United States' Basel II Implementation Controversy


U.S. Banks Reiterate Basel II/IA Concerns as Deadline Nears

FDIC’s Bair Fears Basel II Impasse; Fed’s Bies Urges Forward Movement, Says Market Risk Timetable Could be Pushed Back

Today was the deadline for comments regarding two notices for proposed rulemaking (NPRs): one for U.S.’s version of Basel II and one for Basel IA. Basel II is the Bank for International Settlement’s (BIS) revised capital adequacy framework for internationally active banks. U.S. banks did not warmly welcome the more strict capital requirements of BIS’s proposed Basel II, so the U.S. regulators adjusted the framework into a more conservative version.
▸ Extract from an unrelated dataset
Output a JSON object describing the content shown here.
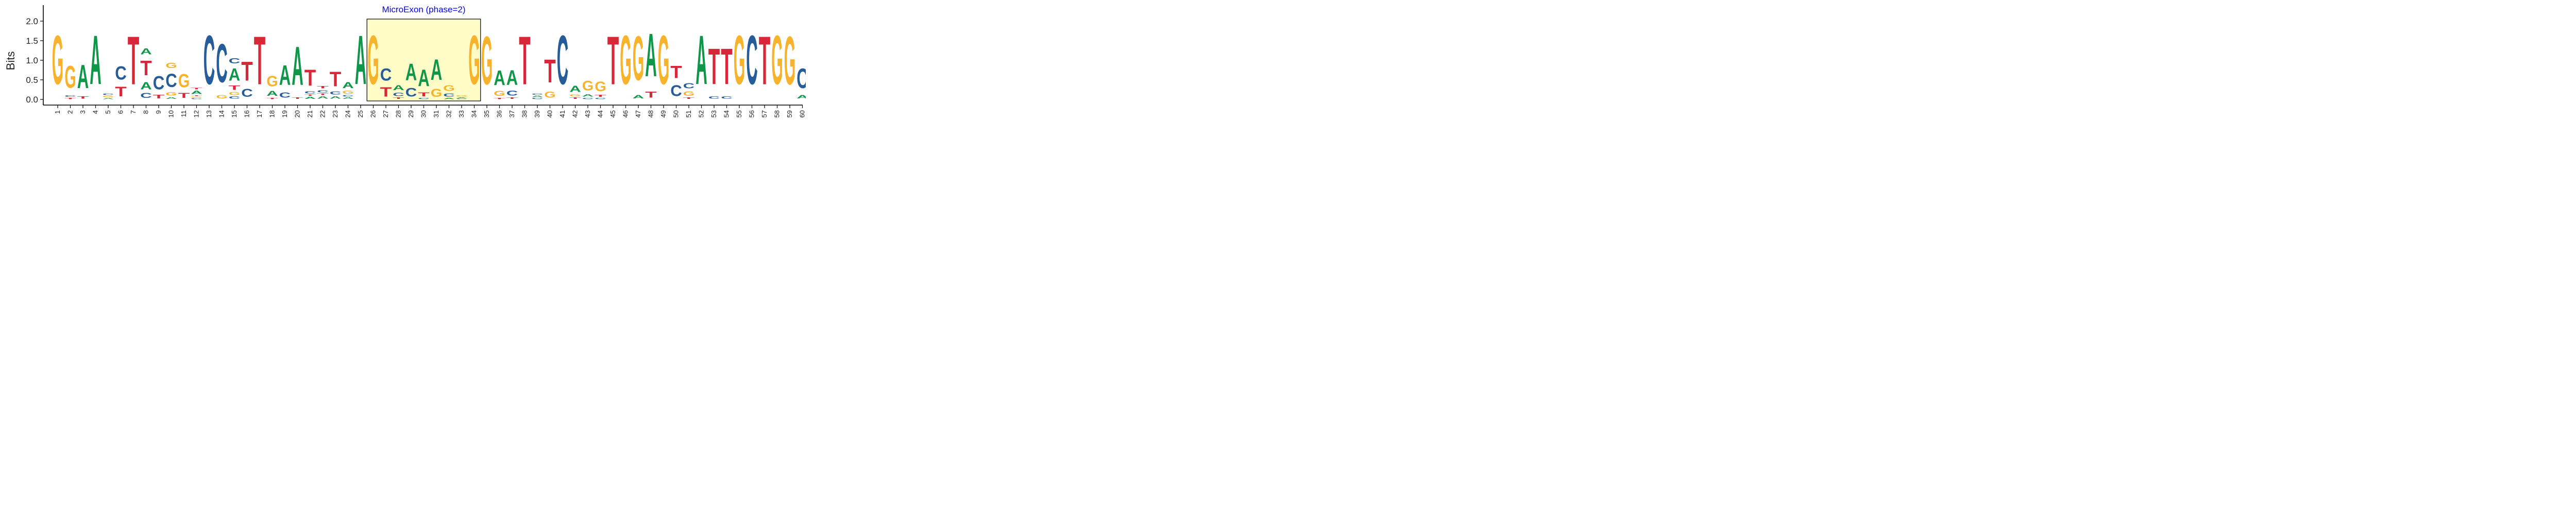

Only the largest U.S. banks would adopt Basel II, which calls for more stringent capital adequacy guidelines and gives banks an option to measure their capital adequacy requirements using a much more complicated, and costly, formula.

In contrast, Basel IA is the United State’s answer for smaller banks, those that would not be able to afford to implement the more complicated capital adequacy formulas of Basel II. Using the more risk-sensitive goals of Basel II, Basel IA adjusts the original capital adequacy regulations (known as Basel I) into a small-bank friendly framework.

The U.S. federal banking supervisory agencies—the Federal Deposit Insurance Corporation (FDIC), the Federal Reserve Board of Governors (the Fed), the Office of the Comptroller of the Currency, and the Office of Thrift Supervision—issued the two NPRs over the past six months, but dissention, particularly over Basel II, in the industry is still prevalent as the commenting session has come to a close. On one side of the argument is the FDIC, which fears that the new framework will have adverse impacts on bank capital levels. FDIC Chairman Sheila C. Bair hopes that the comments on the NPR will be “some fresh thinking to bear on these issues, so we can ensure our decisions in this high-stakes process will be in the public interest.”

On the other side of the argument is the Fed, which is arguing to meet the current timetable (2009) of Basel II Implementation in the U.S. However, U.S. lawmakers concerned with the drop in the levels of capital in U.S. banks asked Federal Reserve Chairman Ben Bernanke to analyze whether the timetable is still feasible.

Question: The Government Accountability Office issued a report that raised transparency and ambiguity issues in the Basel II requirements. The supervisory agencies have vowed to address these and other concerns raised in the comments to both NPRs. How likely is it that the implementation timeline will remain intact if the agencies remain dedicated to address each issue?